Hintergrund
Etwa ein Drittel der Epilepsie-Patienten erleidet trotz medikamentöser Therapie Krampfanfälle, die im schlimmsten Falle tödlich enden können. Der plötzliche, unerwartete Tod, SUDEP (sudden unexpected death in epilepsy) ist gefürchtet. Eine besondere Stellung kommt hierbei den nächtlichen motorischen Krampfanfällen zu, die besonders gefährlich sein können.
Daher existieren verschiedenste Bemühungen zur Detektion und Meldung von Krampfanfällen. Ein zu diesem Zweck entwickeltes System misst mithilfe eines in einem Armband, der Nightwatch, integrierten kombinierten Sensors die Herzfrequenz und Bewegungen des Patienten.
Zielsetzung
Das Ziel der vorliegenden Multicenterstudie war es, mithilfe der Herzfrequenz und Bewegungserfassung nächtliche Krampfanfälle zu detektieren [1].
Methodik
Die vorliegende prospektive, videokontrollierte Kohortenstudie wurde von 09/2015 bis 01/2017 durchgeführt und untersuchte die Möglichkeit nächtliche Krampfanfälle mittels Herzfrequenzrate (via Photoplethysmographie) und Bewegungserfassung (3D-Accelerometer) bei Patienten, die an Epilepsie und geistiger Behinderung leiden, zu detektieren.

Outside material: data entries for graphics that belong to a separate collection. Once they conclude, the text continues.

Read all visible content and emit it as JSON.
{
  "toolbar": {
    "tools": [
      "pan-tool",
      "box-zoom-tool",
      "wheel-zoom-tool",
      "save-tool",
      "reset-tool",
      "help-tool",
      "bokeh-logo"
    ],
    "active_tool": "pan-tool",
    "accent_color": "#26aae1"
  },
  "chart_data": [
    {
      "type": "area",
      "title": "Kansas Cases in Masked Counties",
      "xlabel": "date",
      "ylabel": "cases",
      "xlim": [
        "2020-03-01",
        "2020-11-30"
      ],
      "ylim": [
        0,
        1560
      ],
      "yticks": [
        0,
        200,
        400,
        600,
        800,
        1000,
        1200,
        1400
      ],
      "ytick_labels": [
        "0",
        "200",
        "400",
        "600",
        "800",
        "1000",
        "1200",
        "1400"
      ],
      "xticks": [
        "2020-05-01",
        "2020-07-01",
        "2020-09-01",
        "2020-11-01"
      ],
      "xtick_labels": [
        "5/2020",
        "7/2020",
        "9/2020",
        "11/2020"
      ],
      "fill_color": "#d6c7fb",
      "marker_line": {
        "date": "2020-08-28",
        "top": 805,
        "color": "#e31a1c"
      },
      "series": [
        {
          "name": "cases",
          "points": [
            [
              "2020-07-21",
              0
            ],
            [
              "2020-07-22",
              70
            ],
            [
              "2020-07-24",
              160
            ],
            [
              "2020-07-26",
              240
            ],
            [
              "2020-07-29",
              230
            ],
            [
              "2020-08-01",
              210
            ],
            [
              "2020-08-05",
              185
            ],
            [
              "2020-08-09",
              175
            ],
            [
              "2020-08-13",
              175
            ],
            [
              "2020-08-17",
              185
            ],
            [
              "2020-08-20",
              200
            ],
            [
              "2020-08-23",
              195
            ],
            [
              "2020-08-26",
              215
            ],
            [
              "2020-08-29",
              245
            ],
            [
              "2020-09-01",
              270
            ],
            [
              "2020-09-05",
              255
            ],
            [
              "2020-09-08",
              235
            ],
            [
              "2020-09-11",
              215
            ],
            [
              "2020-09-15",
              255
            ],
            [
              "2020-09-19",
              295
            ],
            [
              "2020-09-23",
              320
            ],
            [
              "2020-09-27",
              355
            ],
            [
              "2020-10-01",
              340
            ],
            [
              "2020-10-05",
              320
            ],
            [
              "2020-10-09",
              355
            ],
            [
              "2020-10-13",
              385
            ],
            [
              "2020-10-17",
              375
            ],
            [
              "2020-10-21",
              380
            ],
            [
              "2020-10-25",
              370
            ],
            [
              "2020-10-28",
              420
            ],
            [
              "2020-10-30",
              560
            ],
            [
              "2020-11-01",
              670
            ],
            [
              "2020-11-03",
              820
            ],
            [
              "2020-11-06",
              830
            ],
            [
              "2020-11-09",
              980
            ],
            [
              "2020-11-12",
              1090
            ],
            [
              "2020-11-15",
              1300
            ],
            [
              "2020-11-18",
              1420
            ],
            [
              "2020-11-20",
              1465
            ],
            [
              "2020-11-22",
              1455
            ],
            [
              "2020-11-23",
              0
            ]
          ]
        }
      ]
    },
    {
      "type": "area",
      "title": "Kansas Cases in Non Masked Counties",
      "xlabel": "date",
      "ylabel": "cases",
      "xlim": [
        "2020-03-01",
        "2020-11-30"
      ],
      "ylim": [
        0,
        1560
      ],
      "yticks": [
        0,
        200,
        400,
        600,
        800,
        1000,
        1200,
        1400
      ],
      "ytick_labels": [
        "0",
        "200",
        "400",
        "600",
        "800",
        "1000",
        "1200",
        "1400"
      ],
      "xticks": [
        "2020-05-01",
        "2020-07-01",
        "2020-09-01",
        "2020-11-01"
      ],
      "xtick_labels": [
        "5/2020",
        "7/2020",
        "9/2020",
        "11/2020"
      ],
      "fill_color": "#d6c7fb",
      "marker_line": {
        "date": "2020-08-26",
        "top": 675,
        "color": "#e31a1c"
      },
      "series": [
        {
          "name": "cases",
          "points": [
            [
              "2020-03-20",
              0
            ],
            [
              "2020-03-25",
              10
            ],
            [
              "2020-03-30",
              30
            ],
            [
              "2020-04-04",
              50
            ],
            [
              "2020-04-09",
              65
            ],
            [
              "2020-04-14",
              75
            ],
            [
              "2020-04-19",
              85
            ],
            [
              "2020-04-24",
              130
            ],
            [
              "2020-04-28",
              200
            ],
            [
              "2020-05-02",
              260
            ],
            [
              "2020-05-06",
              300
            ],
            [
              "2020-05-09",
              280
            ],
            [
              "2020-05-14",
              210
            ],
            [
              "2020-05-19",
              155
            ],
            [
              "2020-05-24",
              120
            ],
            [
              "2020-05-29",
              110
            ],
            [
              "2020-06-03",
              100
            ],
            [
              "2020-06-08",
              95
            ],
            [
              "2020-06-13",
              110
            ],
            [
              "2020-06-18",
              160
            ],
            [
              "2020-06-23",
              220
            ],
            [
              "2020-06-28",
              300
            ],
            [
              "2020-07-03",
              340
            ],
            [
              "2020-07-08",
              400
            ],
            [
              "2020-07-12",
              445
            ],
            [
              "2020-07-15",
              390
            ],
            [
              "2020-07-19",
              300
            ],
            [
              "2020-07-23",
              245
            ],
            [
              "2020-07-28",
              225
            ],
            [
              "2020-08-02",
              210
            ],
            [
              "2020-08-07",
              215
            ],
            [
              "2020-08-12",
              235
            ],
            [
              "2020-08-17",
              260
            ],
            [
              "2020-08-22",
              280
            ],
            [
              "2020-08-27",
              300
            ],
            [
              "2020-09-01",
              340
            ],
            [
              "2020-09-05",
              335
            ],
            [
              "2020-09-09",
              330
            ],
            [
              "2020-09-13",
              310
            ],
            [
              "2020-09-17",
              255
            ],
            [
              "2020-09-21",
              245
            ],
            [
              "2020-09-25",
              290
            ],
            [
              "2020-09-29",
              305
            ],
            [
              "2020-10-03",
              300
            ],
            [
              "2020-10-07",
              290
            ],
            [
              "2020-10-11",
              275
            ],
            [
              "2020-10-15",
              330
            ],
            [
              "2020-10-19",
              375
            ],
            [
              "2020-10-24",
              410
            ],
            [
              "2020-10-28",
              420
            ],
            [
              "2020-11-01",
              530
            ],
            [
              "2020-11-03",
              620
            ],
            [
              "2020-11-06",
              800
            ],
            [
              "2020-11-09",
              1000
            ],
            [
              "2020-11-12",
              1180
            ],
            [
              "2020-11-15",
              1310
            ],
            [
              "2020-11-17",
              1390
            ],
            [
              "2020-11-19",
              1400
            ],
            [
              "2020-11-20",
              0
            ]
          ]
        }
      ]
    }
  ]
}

Zu diesem Zweck wurden Patienten, die mehr als einmal monatlich einen Major-Krampfanfall erleiden, gebeten für zwei bis drei Monate ein Armband (Nightwatch) am Oberarm zu tragen.
Major-Krampfanfälle waren definiert als tonisch-klonische, generalisiert tonische über 30 Sekunden andauernde, hyperkinetische oder andere Anfälle, inklusive Cluster (länger als 30Minuten) von kurzen myoklonischen/tonischen Anfällen.
Die Videoaufzeichnung aller Ereignisse und 10% der komplett aufgezeichneten Nacht wurden untersucht, um Major-Anfälle (die einen Alarm auslösen müssen), Minor-Anfälle (die keinen Alarm auslösen sollen) oder keine Anfälle zu definieren.
Die Studiengruppe evaluierte die Geräteleistung, verglich diese mit einem Bettsensor (Emfit) und wertete die Benutzungserfahrung der Pflegepersonen mit der Nightwatch aus.
Als primäres Outcome zur Erfassung der Sensitivität des Systems wurden der positiv prädiktive Wert, die falsch-negative und die falsch-positive Alarmrate zur Detektion von Major-Anfällen gewählt.
Die sekundären Endpunkte waren der Vergleich des Systems mit einem Bettsensor, die Qualität der Signaldaten und Faktoren, die den Performance-Algorithmus beeinflussen können sowie die Nutzungserfahrung der Pflegepersonen mit der Nightwatch.
Ergebnisse
28 der ursprünglich 34 eingeschlossenen Patienten beendeten die Studie. Die Inter-Beobachter-Übereinstimmung (interobserver agreement) bezüglich Major-/Nicht Major-Anfällen betrug 0,77 (95% Konfidenzintervall [CI] 0,65-0,89). Die mediane Sensitivität erreichte 86% (95% CI 77-93%), die falsch-negative Alarm Rate lag bei 0,03 pro Nacht (95% CI 0,01-0,05) und der positiv-prädiktive Wert betrug 49% (95% CI 33-64%).
Im Vergleich zum Bett-Sensor konnte die Studiengruppe zeigen, dass die Nightwatch eine bessere Sensitivität aufwies (n=14, mediane Differenz 58%, 95% CI 39-80%, p<0,001). Auch die Befragung der Betreuungspersonen ergab eine gute Akzeptanz und Benutzerfreundlichkeit der Nightwatch.
Fazit
Die Ergebnisse der vorliegenden Studie zeigen, dass mithilfe der Herzfrequenz und Bewegungsdetektion eine verlässliche Erfassung von nächtlichen Krampfanfällen möglich ist. Der multimodale Sensor zeigt zudem eine signifikant bessere Sensitivität in der Erfassung der nächtlichen Anfälle im Vergleich zu einem herkömmlichen Bettsensor. Die Autoren der Studie beschreiben den multimodalen Sensor als eine Methode, die helfen kann SUDEPs vorzubeugen.
Die Studie wurde über ein Stipendium der Dutch National Science Foundation (No.300040003), der NUTS-Ohra Foundation (No.1203-050) sowie der Dutch Epilepsy Foundation finanziert.